After June 22, 1941, it seemed far from the most important to find out who was responsible for the fact that, despite a direct order to bring the districts to combat readiness four days before the war, this was not done. Stalin was more concerned with the problem of loss of command and control by the General Staff and the inability of the command of the military districts (especially the Western Special), which had the latest weapons and military equipment at that time, to organize resistance to the enemy. It was necessary to change the system of governing the country, to organize the front and rear (this is the main reason for the creation of the State Defense Committee and the Supreme Command, which made it possible to close the state and military administration on themselves).
After the war, Stalin returned to investigating the tragic circumstances of the summer of 1941 and created a commission that found out who, apart from Pavlov and his staff, was guilty of the tragedy. Apparently, there were good reasons to assume that the tragedy of the summer of 1941 was not just an unfortunate coincidence. If you call a spade a spade, then Stalin suspected treason and had grounds on this score.
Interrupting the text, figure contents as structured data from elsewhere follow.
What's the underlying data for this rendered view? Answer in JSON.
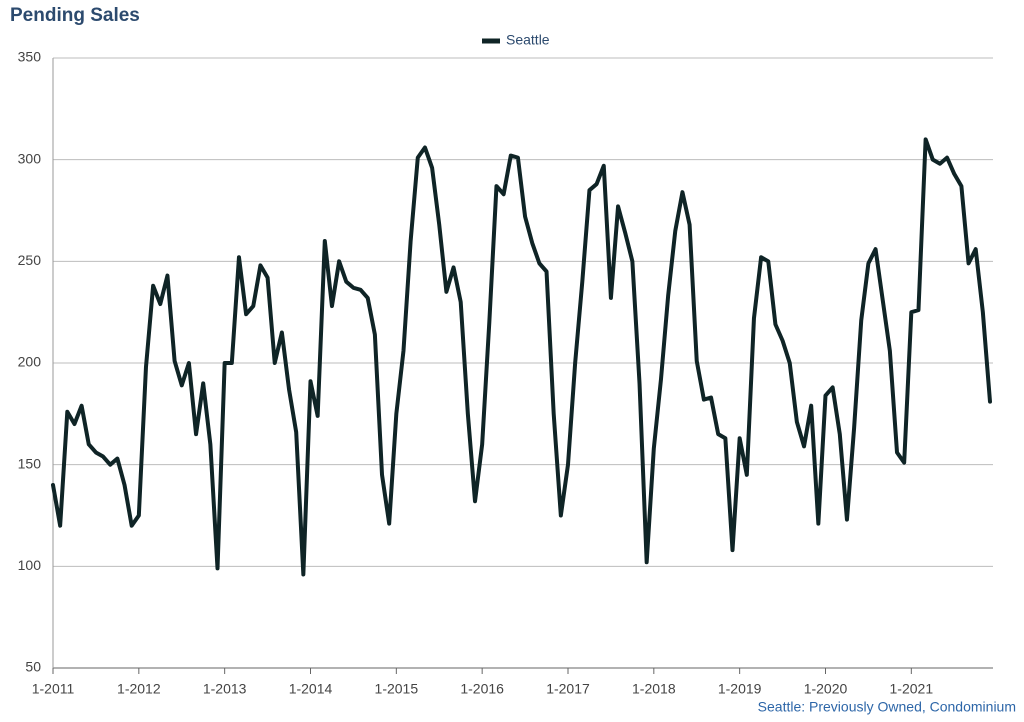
{
  "chart_data": {
    "type": "line",
    "title": "Pending Sales",
    "footnote": "Seattle: Previously Owned, Condominium",
    "categories": [
      "1-2011",
      null,
      null,
      null,
      null,
      null,
      null,
      null,
      null,
      null,
      null,
      null,
      "1-2012",
      null,
      null,
      null,
      null,
      null,
      null,
      null,
      null,
      null,
      null,
      null,
      "1-2013",
      null,
      null,
      null,
      null,
      null,
      null,
      null,
      null,
      null,
      null,
      null,
      "1-2014",
      null,
      null,
      null,
      null,
      null,
      null,
      null,
      null,
      null,
      null,
      null,
      "1-2015",
      null,
      null,
      null,
      null,
      null,
      null,
      null,
      null,
      null,
      null,
      null,
      "1-2016",
      null,
      null,
      null,
      null,
      null,
      null,
      null,
      null,
      null,
      null,
      null,
      "1-2017",
      null,
      null,
      null,
      null,
      null,
      null,
      null,
      null,
      null,
      null,
      null,
      "1-2018",
      null,
      null,
      null,
      null,
      null,
      null,
      null,
      null,
      null,
      null,
      null,
      "1-2019",
      null,
      null,
      null,
      null,
      null,
      null,
      null,
      null,
      null,
      null,
      null,
      "1-2020",
      null,
      null,
      null,
      null,
      null,
      null,
      null,
      null,
      null,
      null,
      null,
      "1-2021",
      null,
      null,
      null,
      null,
      null,
      null,
      null,
      null,
      null,
      null,
      null
    ],
    "series": [
      {
        "name": "Seattle",
        "color": "#0f2426",
        "values": [
          140,
          120,
          176,
          170,
          179,
          160,
          156,
          154,
          150,
          153,
          140,
          120,
          125,
          198,
          238,
          229,
          243,
          201,
          189,
          200,
          165,
          190,
          160,
          99,
          200,
          200,
          252,
          224,
          228,
          248,
          242,
          200,
          215,
          187,
          166,
          96,
          191,
          174,
          260,
          228,
          250,
          240,
          237,
          236,
          232,
          214,
          145,
          121,
          175,
          206,
          260,
          301,
          306,
          296,
          268,
          235,
          247,
          230,
          175,
          132,
          160,
          220,
          287,
          283,
          302,
          301,
          272,
          259,
          249,
          245,
          175,
          125,
          150,
          200,
          240,
          285,
          288,
          297,
          232,
          277,
          264,
          250,
          190,
          102,
          158,
          192,
          233,
          265,
          284,
          268,
          201,
          182,
          183,
          165,
          163,
          108,
          163,
          145,
          222,
          252,
          250,
          219,
          211,
          200,
          171,
          159,
          179,
          121,
          184,
          188,
          165,
          123,
          168,
          221,
          249,
          256,
          231,
          206,
          156,
          151,
          225,
          226,
          310,
          300,
          298,
          301,
          293,
          287,
          249,
          256,
          225,
          181
        ]
      }
    ],
    "ylim": [
      50,
      350
    ],
    "yticks": [
      50,
      100,
      150,
      200,
      250,
      300,
      350
    ],
    "grid": true
  }
}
At that time, no one wrote "about the miscalculations of the top military-political leadership", because everyone remembered how the case was, and waited for the results of the investigation, and the death of the leader turned out to be a life-saver for many. Therefore, the topic developed after the 20th Party Congress, when Khrushchev, accusing his predecessor of all possible mistakes, mentioned, among other things, the criminal arrogance of the head of state and inattention to intelligence reports. This line was continued by Zhukov, who was in charge of the combat readiness of the troops entrusted to him on the border and was forced to explain the fact of the rapid defeat of the border groupings of the Red Army.
History should be written by those who are not afraid to call things by their proper names and, accordingly, are able to draw lessons from the past. With a sharp deterioration in the international situation, when a hybrid war strategy is being actively developed (in which a huge role is assigned to the "fifth column" and the use of miscalculations of the top military-political leadership), it is necessary to take a closer look at the actions of the Soviet government to prepare the country in a special period (including repression). One must have the courage to call a spade a spade.